The International Monetary System Flashcards
What are floating or flexible rates?
They fluctuate according to market forces. They depreciate (decrease in value of one currency against another) and appreciate (rise in the value of one currency against another)
What are fixed exchange rates?
They do not fluctuate and are constant over time. They can have a devaluation (official reduction in the par value of a currency by the government of that currency) and a revaluation (official increase in the par value of a currency by the government of that currency)
What is the gold standard?
- from 1876-1913
- Gold has been medium of exchange since 300BC
- each country would set a rate at which its currency could be converted to a weight of gold
- exchange rates were fixed
- Expansionary monetary policy was limited to government supply of gold
- In effect until WW1
What is Bretton Woods and the International Monetary Fund?
-1945 to 1973
- Established in 1944 as a fixed exchange rate system by the international monetary fund (IMF)
- Dollar pegged to gold and all other currencies were set at fixed rates against the dollar
- Dollar only currency convertible to gold and main international reserve currency
- Foreign banks buy/sell dollars to keep parity. This caused involuntary decrease and increase in foreign money supplies
- US has monetary independence
- BOP imbalances to be offset by a buffer stock of international reserves and IMF credits
What is IMF
key institution in the new international monetary system. Created to:
- Help countries defend their currencies against cyclical, seasonal or random occurences
- Assist countries having structural trade problems if they promise to take adequate steps to correct these
- Special drawing rights is the IMF reserve assets. Weighted average of five currencies including the Chinese Renminbi
What caused the demise of fixed exchange rates?
- US dollar became main reserve currency which resulted in a consistent and growing BOP deficit which required heavy capital outflow of dollars.
- Heavy overhang of dollars held by foreigners resulted in a lack of confidence in the US to meet its commitment to convert dollars to gold
- Lack of confidence forced President Nixon to suspend purchase/sale of gold by US treasury on august 15, 1971.
- Caused devaluation of the dollar and currencies were allowed to float to levels determined by market forces
What is the floating era?
- 1973-1997
- Exchange rates are much more volatile and less predictable than they were during the fixed period
What is the emergin era?
- Emerging market economics and their currencies are multiplying in number and growing in complexity
What are the four categories of IMF classification of currency regimes?

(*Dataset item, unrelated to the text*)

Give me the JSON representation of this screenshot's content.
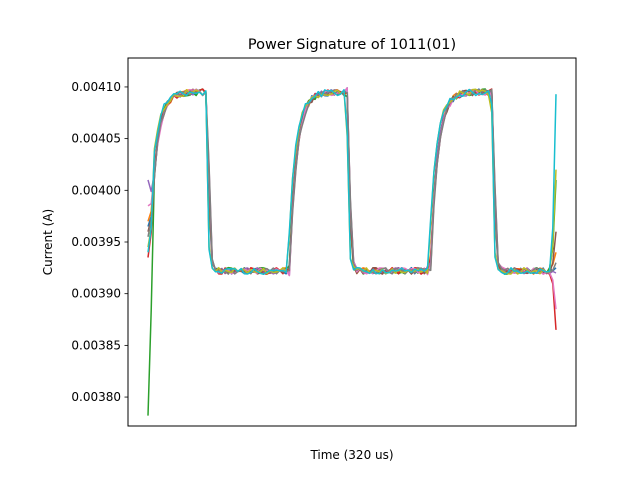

Category 1: Hard Pegs (13.0%)
– Countries that have given up their own sovereignty over monetary policy
– E.g., dollarization or currency boards
*Category 2: Soft Pegs (39.6%)
– AKA fixed exchange rates, with five subcategories of classification
*Category 3: Floating Arrangements (37%)
– Mostly market-driven, these may be free floating or floating with occasional government intervention
Category 4: Residual (10.4%)
– The remains of currency arrangements that don’t well fit the previous categorizations
What are fixed exchange rates?
It is pegged to something
Hard peg: Extreme currency regime peg forms such as currency boards and dollarization
Soft Peg: Fixed exchange rates where authorities maintain a set band about some other currency
What are floating exchange rates?
They are market driven.
Managed float: market forces of supply/demand set exchange rate with occasional government intervention
free Float: market forces of supply/demand set exchange rate with NO government intervention
How is the choice between fixed vs flexible exchange rates determined?
Decision reflects national priorities about all facets of the economy such as inflation, unemployment, interest rates, trade balances, economic growth.
Choice between fixed/flexible could change over time
Why would a country prefer a fixed rate regime and what could be the problems with a fixed rate regime?
Prefer: stable international prices and anti-inflationary nature
Problems: Need for central bank to maintain large quantity of hard currencies and gold to defend rate and the maintained rates can be inconsistent with economic fundamentals.
Why would a country prefer a floating rate regime and what could be the problems with a floating rate regime?
Prefer: Monetary policy autonomy, easier excahnge rate adjustments, avoid currency crises.
Problem: Detrimental for global trade!